The association of H. pylori and gastric MALT lymphoma is unquestioned, but the correlation with colorectal MALT lymphoma is uncertain. Matsuo et al[13] reported a case of H. pylori-positive colon MALT lymphoma but did not report H. pylori eradication treatment. Kelley[14] retrospectively analyzed 51 primary rectal lymphoma patients, only 12 of whom were H. pylori-positive, and did not confirm a relationship between this bacterium and the disease because there was no direct pathological evidence on rectal biopsy. Kikuchi et al[15] summarized the literature on antibiotic treatment in patients with H. pylori-negative primary colorectal lymphoma and found that it may be associated with other luminal microorganisms.

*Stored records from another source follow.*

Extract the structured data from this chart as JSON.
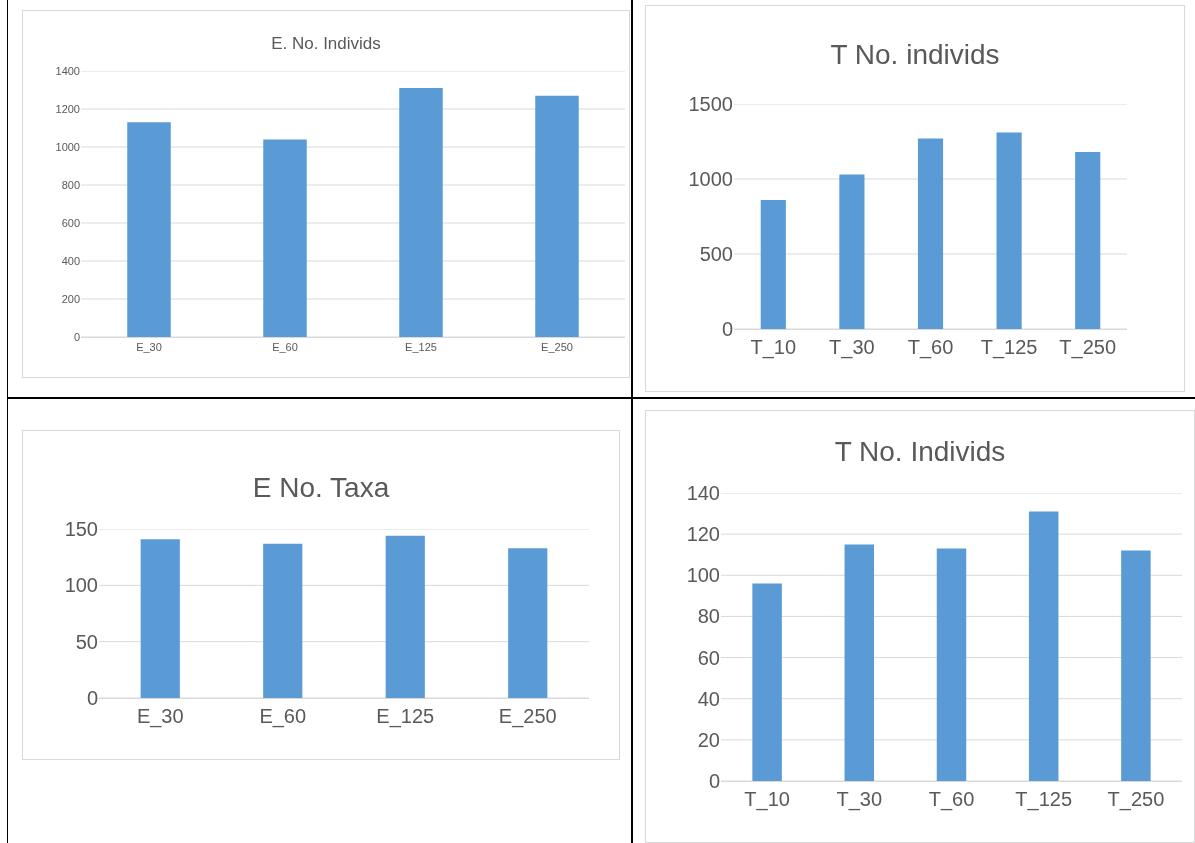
{
  "chart_data": [
    {
      "type": "bar",
      "title": "E. No. Individs",
      "categories": [
        "E_30",
        "E_60",
        "E_125",
        "E_250"
      ],
      "values": [
        1130,
        1040,
        1310,
        1270
      ],
      "color": "#5b9bd5",
      "ylim": [
        0,
        1400
      ],
      "yticks": [
        0,
        200,
        400,
        600,
        800,
        1000,
        1200,
        1400
      ],
      "grid": "y"
    },
    {
      "type": "bar",
      "title": "T No. individs",
      "categories": [
        "T_10",
        "T_30",
        "T_60",
        "T_125",
        "T_250"
      ],
      "values": [
        860,
        1030,
        1270,
        1310,
        1180
      ],
      "color": "#5b9bd5",
      "ylim": [
        0,
        1500
      ],
      "yticks": [
        0,
        500,
        1000,
        1500
      ],
      "grid": "y"
    },
    {
      "type": "bar",
      "title": "E No. Taxa",
      "categories": [
        "E_30",
        "E_60",
        "E_125",
        "E_250"
      ],
      "values": [
        141,
        137,
        144,
        133
      ],
      "color": "#5b9bd5",
      "ylim": [
        0,
        150
      ],
      "yticks": [
        0,
        50,
        100,
        150
      ],
      "grid": "y"
    },
    {
      "type": "bar",
      "title": "T No. Individs",
      "categories": [
        "T_10",
        "T_30",
        "T_60",
        "T_125",
        "T_250"
      ],
      "values": [
        96,
        115,
        113,
        131,
        112
      ],
      "color": "#5b9bd5",
      "ylim": [
        0,
        140
      ],
      "yticks": [
        0,
        20,
        40,
        60,
        80,
        100,
        120,
        140
      ],
      "grid": "y"
    }
  ]
}
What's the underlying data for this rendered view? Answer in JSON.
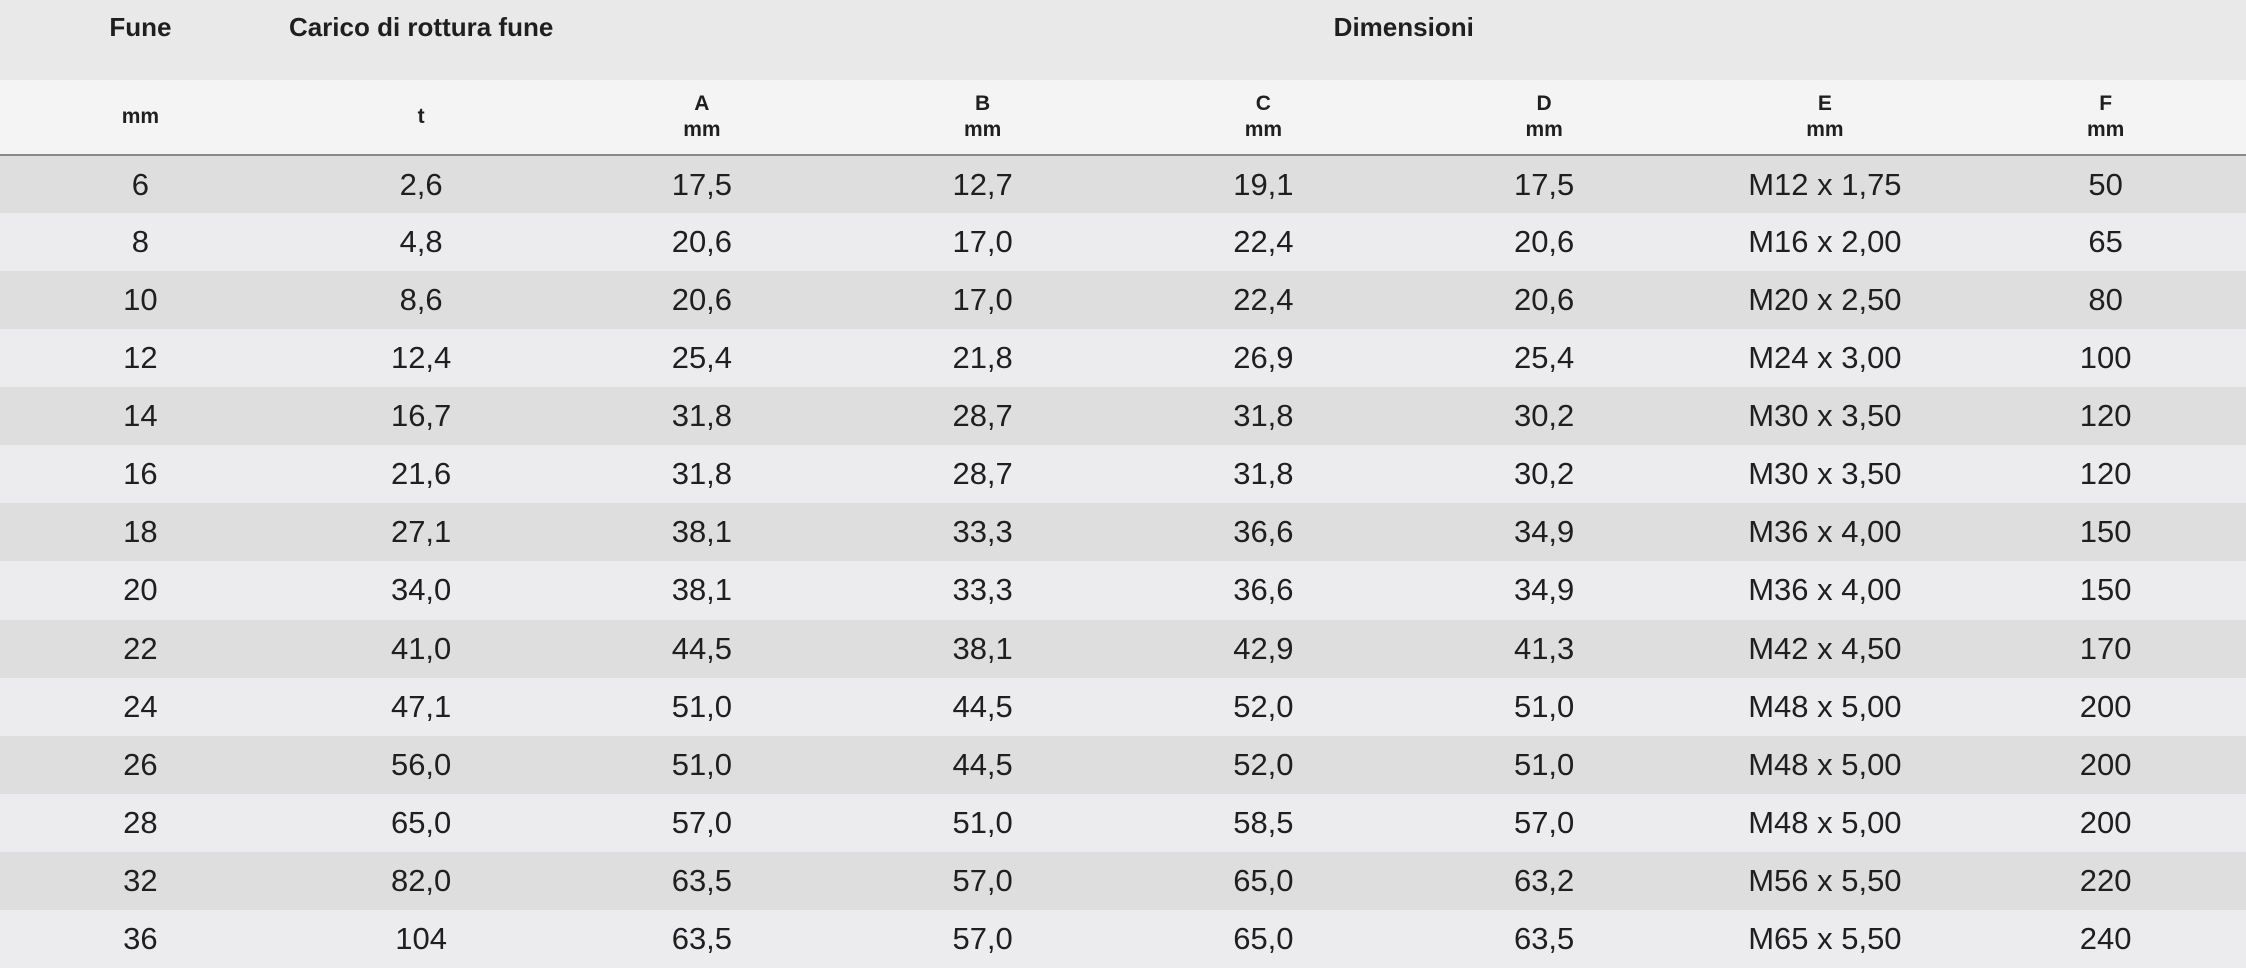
{
  "table": {
    "title_groups": [
      {
        "label": "Fune",
        "colspan": 1
      },
      {
        "label": "Carico di rottura fune",
        "colspan": 1
      },
      {
        "label": "Dimensioni",
        "colspan": 6
      }
    ],
    "columns": [
      {
        "letter": "",
        "unit": "mm"
      },
      {
        "letter": "",
        "unit": "t"
      },
      {
        "letter": "A",
        "unit": "mm"
      },
      {
        "letter": "B",
        "unit": "mm"
      },
      {
        "letter": "C",
        "unit": "mm"
      },
      {
        "letter": "D",
        "unit": "mm"
      },
      {
        "letter": "E",
        "unit": "mm"
      },
      {
        "letter": "F",
        "unit": "mm"
      }
    ],
    "rows": [
      [
        "6",
        "2,6",
        "17,5",
        "12,7",
        "19,1",
        "17,5",
        "M12 x 1,75",
        "50"
      ],
      [
        "8",
        "4,8",
        "20,6",
        "17,0",
        "22,4",
        "20,6",
        "M16 x 2,00",
        "65"
      ],
      [
        "10",
        "8,6",
        "20,6",
        "17,0",
        "22,4",
        "20,6",
        "M20 x 2,50",
        "80"
      ],
      [
        "12",
        "12,4",
        "25,4",
        "21,8",
        "26,9",
        "25,4",
        "M24 x 3,00",
        "100"
      ],
      [
        "14",
        "16,7",
        "31,8",
        "28,7",
        "31,8",
        "30,2",
        "M30 x 3,50",
        "120"
      ],
      [
        "16",
        "21,6",
        "31,8",
        "28,7",
        "31,8",
        "30,2",
        "M30 x 3,50",
        "120"
      ],
      [
        "18",
        "27,1",
        "38,1",
        "33,3",
        "36,6",
        "34,9",
        "M36 x 4,00",
        "150"
      ],
      [
        "20",
        "34,0",
        "38,1",
        "33,3",
        "36,6",
        "34,9",
        "M36 x 4,00",
        "150"
      ],
      [
        "22",
        "41,0",
        "44,5",
        "38,1",
        "42,9",
        "41,3",
        "M42 x 4,50",
        "170"
      ],
      [
        "24",
        "47,1",
        "51,0",
        "44,5",
        "52,0",
        "51,0",
        "M48 x 5,00",
        "200"
      ],
      [
        "26",
        "56,0",
        "51,0",
        "44,5",
        "52,0",
        "51,0",
        "M48 x 5,00",
        "200"
      ],
      [
        "28",
        "65,0",
        "57,0",
        "51,0",
        "58,5",
        "57,0",
        "M48 x 5,00",
        "200"
      ],
      [
        "32",
        "82,0",
        "63,5",
        "57,0",
        "65,0",
        "63,2",
        "M56 x 5,50",
        "220"
      ],
      [
        "36",
        "104",
        "63,5",
        "57,0",
        "65,0",
        "63,5",
        "M65 x 5,50",
        "240"
      ]
    ],
    "colors": {
      "header_top_bg": "#e9e9e9",
      "header_sub_bg": "#f4f4f4",
      "row_dark": "#dedede",
      "row_light": "#ececee",
      "rule": "#8a8a8a",
      "text": "#1f1f1f"
    }
  }
}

Therefore, the relationship between primary colorectal MALT lymphoma and H. pylori or other microbes needs further investigation.

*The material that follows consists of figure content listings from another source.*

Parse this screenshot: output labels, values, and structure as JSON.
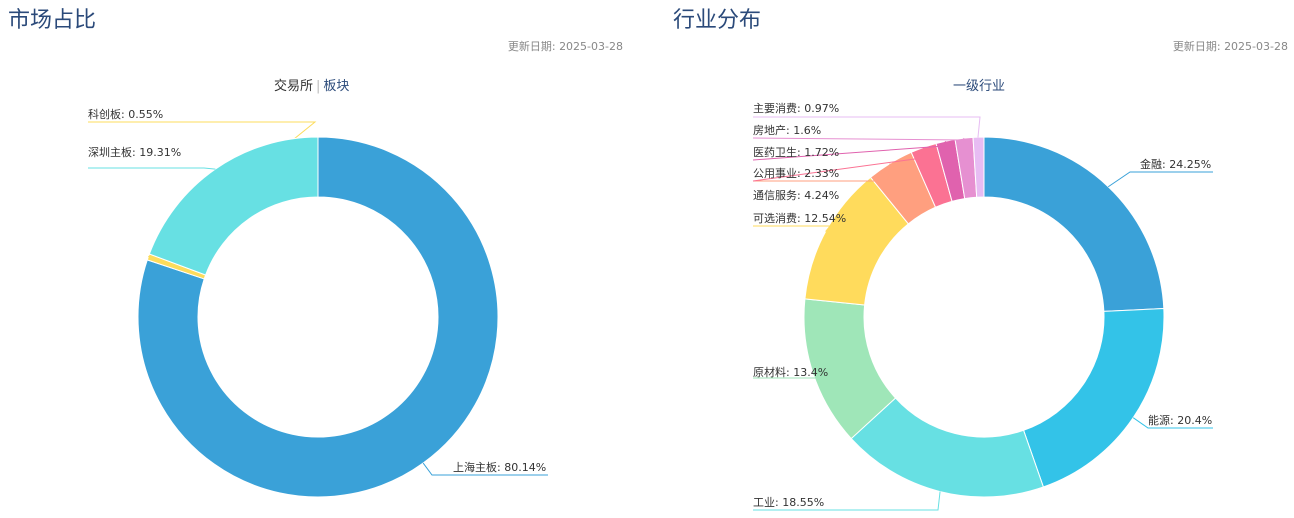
{
  "update_prefix": "更新日期: ",
  "left_panel": {
    "title": "市场占比",
    "update_date": "2025-03-28",
    "tabs": [
      {
        "label": "交易所",
        "active": true
      },
      {
        "label": "板块",
        "active": false
      }
    ]
  },
  "right_panel": {
    "title": "行业分布",
    "update_date": "2025-03-28",
    "tab": "一级行业"
  },
  "chart_data": [
    {
      "type": "pie",
      "variant": "donut",
      "categories": [
        "上海主板",
        "科创板",
        "深圳主板"
      ],
      "values": [
        80.14,
        0.55,
        19.31
      ],
      "colors": [
        "#3aa1d8",
        "#fcdc5c",
        "#67e0e3"
      ],
      "labels": [
        "上海主板: 80.14%",
        "科创板: 0.55%",
        "深圳主板: 19.31%"
      ]
    },
    {
      "type": "pie",
      "variant": "donut",
      "categories": [
        "金融",
        "能源",
        "工业",
        "原材料",
        "可选消费",
        "通信服务",
        "公用事业",
        "医药卫生",
        "房地产",
        "主要消费"
      ],
      "values": [
        24.25,
        20.4,
        18.55,
        13.4,
        12.54,
        4.24,
        2.33,
        1.72,
        1.6,
        0.97
      ],
      "colors": [
        "#3aa1d8",
        "#33c3e8",
        "#67e0e3",
        "#9fe6b8",
        "#ffdb5c",
        "#ff9f7f",
        "#fb7293",
        "#e062ae",
        "#e690d1",
        "#e7bcf3"
      ],
      "labels": [
        "金融: 24.25%",
        "能源: 20.4%",
        "工业: 18.55%",
        "原材料: 13.4%",
        "可选消费: 12.54%",
        "通信服务: 4.24%",
        "公用事业: 2.33%",
        "医药卫生: 1.72%",
        "房地产: 1.6%",
        "主要消费: 0.97%"
      ]
    }
  ]
}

There is no uniform standard for the treatment of colorectal MALT lymphoma. According to the Lugano staging system, lymphoma confined to the gastrointestinal tract is stage I[16], which can have better outcomes from advanced endoscopic therapy[17]. Kajihara[18] reported that endoscopic mucosal resection was performed for primary rectal MALT lymphoma, with no sign of recurrence at the 5-year follow-up. Akasaka et al[19] reported on two colorectal lymphoma patients who underwent ESD treatment, and no clinical evidence of recurrence was found after regular examination. Besides, radiotherapy is also effective. Okamura et al[20] reported that three stage I cases achieved complete remission by radiotherapy. This clinical effect was also confirmed in case reports of Amouri et al[21], Foo et al[22], and Hayakawa et al[23]. The lesion in our case, limited to the rectum with no other tumor, was classified as stage I and was completely removed by ESD. The patient will be regularly monitored by clinical and colonoscopic follow-up.

CONCLUSION

In summary, primary rectal MALT lymphoma is a rare clinical entity. The clinical symptoms and endoscopic appearances are not specific, so more studies need to investigate them. With the continuous advancements in endoscopy, endoscopic treatment may become the priority for early-stage lesions.

ACKNOWLEDGEMENTS

We thank all the authors who contributed to this article.